Key events in history of UK council housing
In 1953 almost a quarter of a million council homes were built.
The Government is launching a £2 billion social housing programme to run until 2028/29.
Here are the key events in the history of council housing in the UK.
– The first major programme of council house building took place between the First and Second World Wars. Some 17,000 homes were built across Britain in 1920/21, jumping quickly to 110,000 in 1921/22. Housing was a big concern for Liberal prime minister David Lloyd George, who had campaigned on the slogan of building homes “fit for heroes”.
– The scale of building fluctuated over the next two decades, peaking in 1938/39, when 122,000 new council houses were completed, but the outbreak of the Second World War in 1939 brought building almost to a halt.

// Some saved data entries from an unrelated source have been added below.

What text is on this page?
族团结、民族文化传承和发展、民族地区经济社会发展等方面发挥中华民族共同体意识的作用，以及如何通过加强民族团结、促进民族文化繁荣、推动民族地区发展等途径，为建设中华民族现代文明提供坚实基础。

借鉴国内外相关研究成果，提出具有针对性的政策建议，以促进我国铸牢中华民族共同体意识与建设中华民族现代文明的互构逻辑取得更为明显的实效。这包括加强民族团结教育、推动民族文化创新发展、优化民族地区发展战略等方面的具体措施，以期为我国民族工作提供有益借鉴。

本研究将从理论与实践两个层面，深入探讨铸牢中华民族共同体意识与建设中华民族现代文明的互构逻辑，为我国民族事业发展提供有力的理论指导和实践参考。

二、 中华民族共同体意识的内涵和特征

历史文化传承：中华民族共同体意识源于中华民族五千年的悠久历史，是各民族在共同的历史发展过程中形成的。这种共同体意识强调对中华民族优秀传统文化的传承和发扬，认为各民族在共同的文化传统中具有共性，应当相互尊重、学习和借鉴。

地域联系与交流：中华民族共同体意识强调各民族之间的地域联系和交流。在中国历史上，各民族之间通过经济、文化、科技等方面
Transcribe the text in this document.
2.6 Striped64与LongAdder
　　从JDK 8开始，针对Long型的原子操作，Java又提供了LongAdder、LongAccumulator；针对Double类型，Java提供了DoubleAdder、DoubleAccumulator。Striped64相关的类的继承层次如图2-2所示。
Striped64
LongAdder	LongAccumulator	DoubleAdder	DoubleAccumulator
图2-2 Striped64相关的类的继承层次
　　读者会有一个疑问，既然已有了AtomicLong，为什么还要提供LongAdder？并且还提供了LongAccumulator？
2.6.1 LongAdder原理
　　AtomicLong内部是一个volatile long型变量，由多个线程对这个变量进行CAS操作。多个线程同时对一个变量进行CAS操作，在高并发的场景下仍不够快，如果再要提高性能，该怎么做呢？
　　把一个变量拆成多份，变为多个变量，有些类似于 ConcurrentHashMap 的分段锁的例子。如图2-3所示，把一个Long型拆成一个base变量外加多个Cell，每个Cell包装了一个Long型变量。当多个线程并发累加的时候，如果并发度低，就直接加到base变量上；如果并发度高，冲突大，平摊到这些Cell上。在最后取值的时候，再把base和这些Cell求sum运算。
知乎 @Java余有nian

– It was not until 1946 that major construction began again, hitting 168,780 in 1949. Between then and 1978, the total number of new council homes completed each year in the UK never fell below 100,000.
– Council house building fell dramatically from 1979 onwards. This was a consequence of changes introduced by Conservative governments led by Margaret Thatcher and John Major. Councils were redesignated as “enablers” working with housing associations to deliver accommodation, rather than “providers”. Council tenants were given the chance to purchase their own homes under the Right to Buy scheme, which reduced the stock of council housing. Councils were allowed to keep only a portion of the income from these sales.
– The number of newly built council houses fell from 88,530 in 1980 to 17,710 in 1990. The decline accelerated in the next two decades, hitting a low of just 130 in 2004. By comparison, in 2004 20,660 new homes were completed by housing associations, while 182,700 were completed by private firms.
– In recent years housebuilding by local authorities has picked up again. In 2017 a provisional total of 3,280 were built by councils across the UK. But this was still only 1.7% of the total new homes completed in the UK in 2017, with 16.6% built by housing associations and 81.7% privately.